I like photography, but I like the process of taking pictures, not manipulating them in software like Photoshop. I’d rather take a bit more time and find the right composition to capture what I see than to spend time doctoring pictures in software. To be fair, Photoshop and other apps are in some ways similar to working in a darkroom, tweaking prints, but these apps allow you to take a photo and make it very different from what you see.
In his new book, Gordon Laing looks at the types of photos you can take in your camera. (Amazon.com, Amazon UK) He shows 100 photos he’s taken as JPEGs, with no post-processing, and discusses their composition, lighting, exposure, and more.
Since today’s cameras are so powerful – they’re great in low light, and you have plenty of lens options – it makes sense to use them for more than just a basic capture. I’d long sniffed at the “artistic” filters available in digital cameras, but since I got my new Olympus Pen-F, I’ve been using them to great effect. (I especially like the monochrome profiles available in that camera.) Laing praises these filters and profiles, and shows a number of photos where they really do make a picture great.
I’ve only gone through about half the book so far, but it’s full of tips and ideas. It’s not necessarily a book to read cover to cover; you can just flip through it and find a photo or two that you like, then read how Laing shot it. Each photo is full page or on a two-page spread with a page of explanations, including EXIF data about the camera, lens, and type of filter or profile used.
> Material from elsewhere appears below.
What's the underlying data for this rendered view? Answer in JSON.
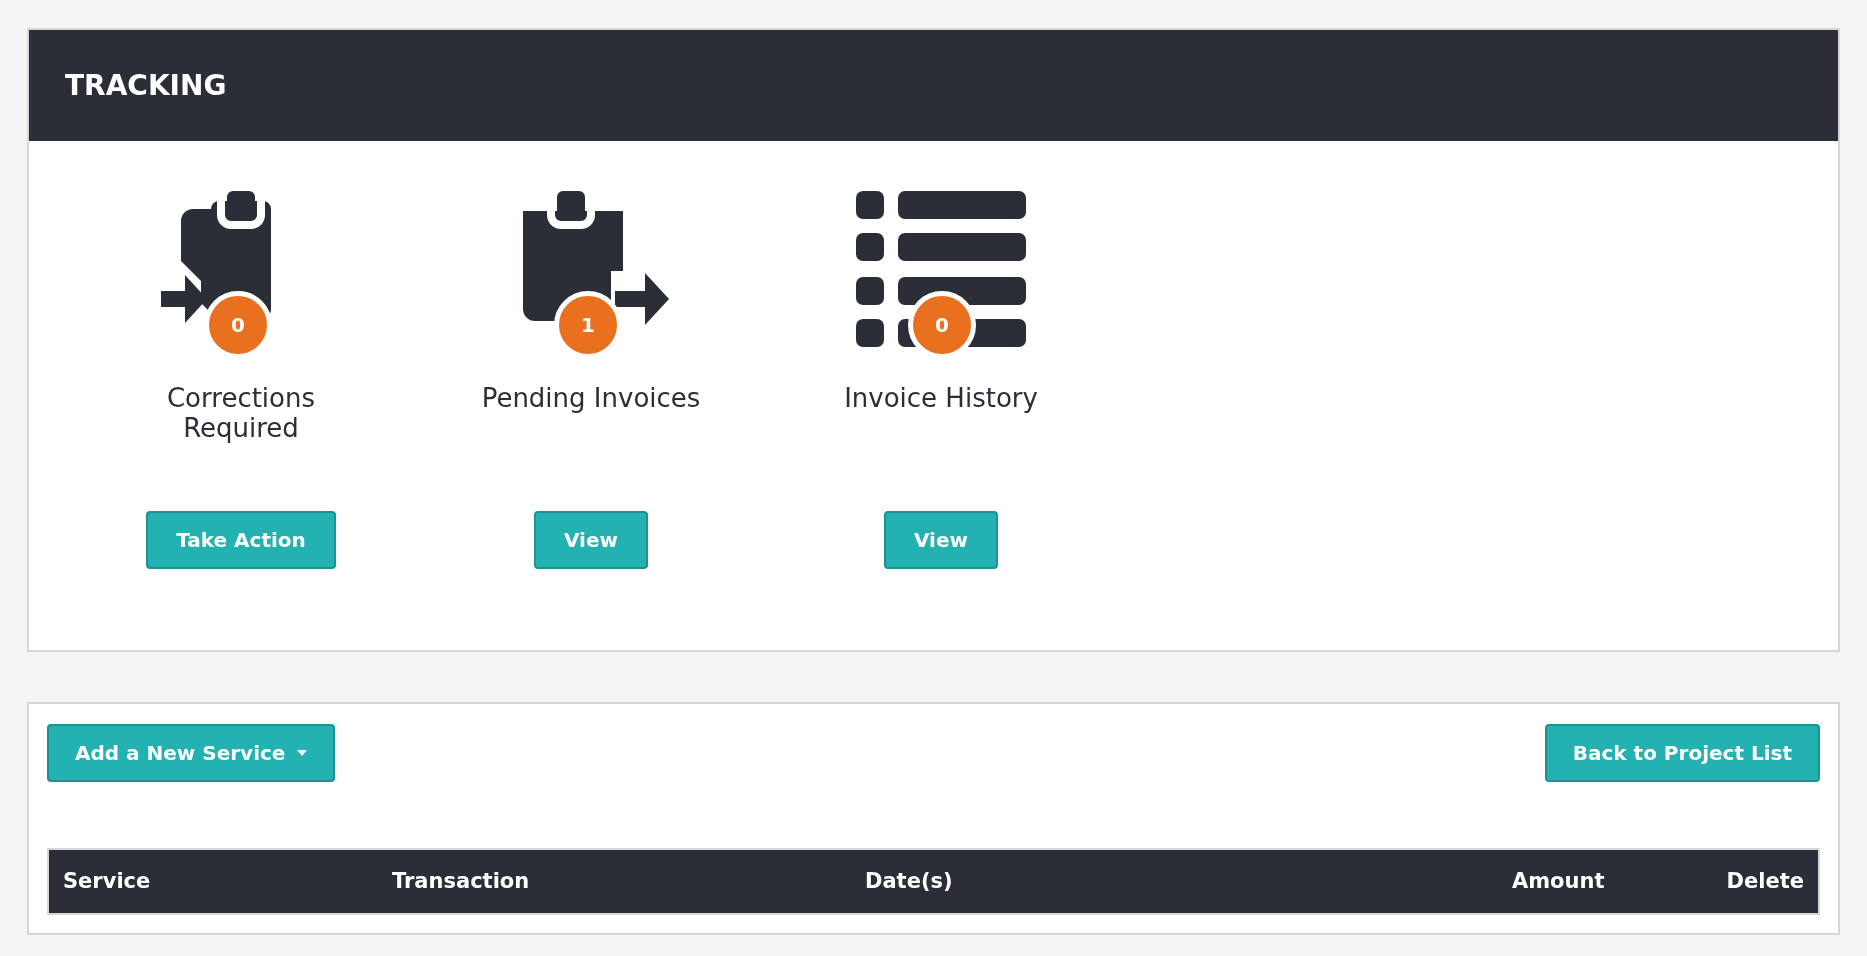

Here’s an example of a two-page spread from Laing’s website CameraLabs:
Unfortunately, the book has made me realize how useful a wide-angle zoom lens would be in my camera bag; Laing uses this type of lens for many of his photos, and I now understand how it would be useful. And I was trying to stop buying lenses… It’s also made me very interested in trying out a Fujifilm camera, because of the film simulations those cameras offer. Laing uses them for a number of his photos, and they look very nice. (I’m off to eBay to try to find a cheap Fuji camera…)
This is a great book for those interested in learning more about how to get the most of their camera’s powerful features. The photos are lovely, the explanations practical, and it will give you lots of ideas for how to make your own great pictures without Photoshop.